While driving through fields and across creeks, I kept asking questions. As it turns out, the building we were driving to check out, referred to as the schoolhouse, had possibly been where "the help" lived. I don't know that my hosts had ever gotten the full, 100% accurate story behind "the help" (you can probably ballpark it, but nobody really knows for sure) or that particular building, but still...it's a structure, and it's apparently got some pretty fascinating history. In later years, or more recently, it had been used as a corn crib and a place to store hay.
I couldn't wait to see it.
The funny thing about this structure is that, due to its tin roof, the interior is in exponentially better shape than the house. Sure, it's got a bit of a lean, but aside from that, it's got a lot of solid material. I don't know that there are any immediate plans to deconstruct the thing, but it's definitely a neat little building with a potentially very storied past.
After checking out that little structure, we headed towards the barn. She's seen better days for sure, but she may have a little life left in her. That's the owners' hope, anyhow.
I'm by no means any kind of barn expert, but I think this particular barn is what's known as a double-pen barn, meaning it's a barn consisting of two "pens" on either end and a space to drive something - wagon, truck, whatever - between the two of them, all under one big roof. It's in rough shape, but it's still got some pretty cool features, like the track for a hay trolley and all the various types of joinery, like this half-lap joint:
Of course, no barn is really complete without barn doors, right? That space to drive something between each pen that I mentioned previously, it's accessed through these two doors:
It's tough to get a sense of scale from the pic, but those doors are BIG.
There's a lot of good material in that barn, but the barn is also still halfway solid. More importantly, leaving the barn upright and trying to rebuild some of it seems to be the ticket to getting the blessing from the family to remove the house, so...the barn stays as is.
Like I said before, she's seen better days. But whether they're brand new, gently used or past their prime, the ol' barn is an American icon, especially in the rural parts of the country.
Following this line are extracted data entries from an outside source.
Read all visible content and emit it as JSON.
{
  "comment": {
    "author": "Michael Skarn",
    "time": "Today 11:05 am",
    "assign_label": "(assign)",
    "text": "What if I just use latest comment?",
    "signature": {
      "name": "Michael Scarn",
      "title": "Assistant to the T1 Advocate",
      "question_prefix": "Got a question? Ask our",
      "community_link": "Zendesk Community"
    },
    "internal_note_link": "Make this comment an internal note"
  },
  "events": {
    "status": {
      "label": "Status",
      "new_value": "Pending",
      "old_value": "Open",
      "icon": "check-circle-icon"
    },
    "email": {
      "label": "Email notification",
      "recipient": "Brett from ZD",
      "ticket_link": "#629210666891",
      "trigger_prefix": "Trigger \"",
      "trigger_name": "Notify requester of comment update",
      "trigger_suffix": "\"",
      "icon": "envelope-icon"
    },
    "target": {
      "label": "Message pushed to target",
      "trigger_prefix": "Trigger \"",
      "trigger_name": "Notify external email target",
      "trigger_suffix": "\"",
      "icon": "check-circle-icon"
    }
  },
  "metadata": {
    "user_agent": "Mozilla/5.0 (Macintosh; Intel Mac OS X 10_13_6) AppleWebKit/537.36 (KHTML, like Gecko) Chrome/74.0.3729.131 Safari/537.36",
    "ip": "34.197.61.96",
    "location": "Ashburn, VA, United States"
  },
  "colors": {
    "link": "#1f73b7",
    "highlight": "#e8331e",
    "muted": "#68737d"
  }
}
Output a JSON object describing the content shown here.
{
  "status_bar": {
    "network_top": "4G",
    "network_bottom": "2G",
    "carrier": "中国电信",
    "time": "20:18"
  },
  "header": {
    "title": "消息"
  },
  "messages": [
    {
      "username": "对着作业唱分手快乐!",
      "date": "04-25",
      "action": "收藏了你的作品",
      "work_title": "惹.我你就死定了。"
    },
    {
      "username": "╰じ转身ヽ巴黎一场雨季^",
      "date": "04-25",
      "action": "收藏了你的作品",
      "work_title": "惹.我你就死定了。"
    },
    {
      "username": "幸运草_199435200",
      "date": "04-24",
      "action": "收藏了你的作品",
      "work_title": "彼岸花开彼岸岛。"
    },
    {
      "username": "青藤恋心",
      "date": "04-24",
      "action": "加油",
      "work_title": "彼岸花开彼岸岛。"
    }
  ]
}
As much as I'd love to build some stuff with the lumber in the ol' girl, I can 100% stand behind the idea of trying to squeeze a few more years out of 'er.
Some day (soon, hopefully), some of the stuff you saw in these pics will become furniture, and decorative items in a new house. It's going to take a silly amount of work, and probably a little luck, but that's part of the draw (for me, anyhow) to working with reclaimed materials...taking as much pride in the construction of solid, well-built new stuff as the craftsmen that originally used this lumber so obviously took in their work over a century ago.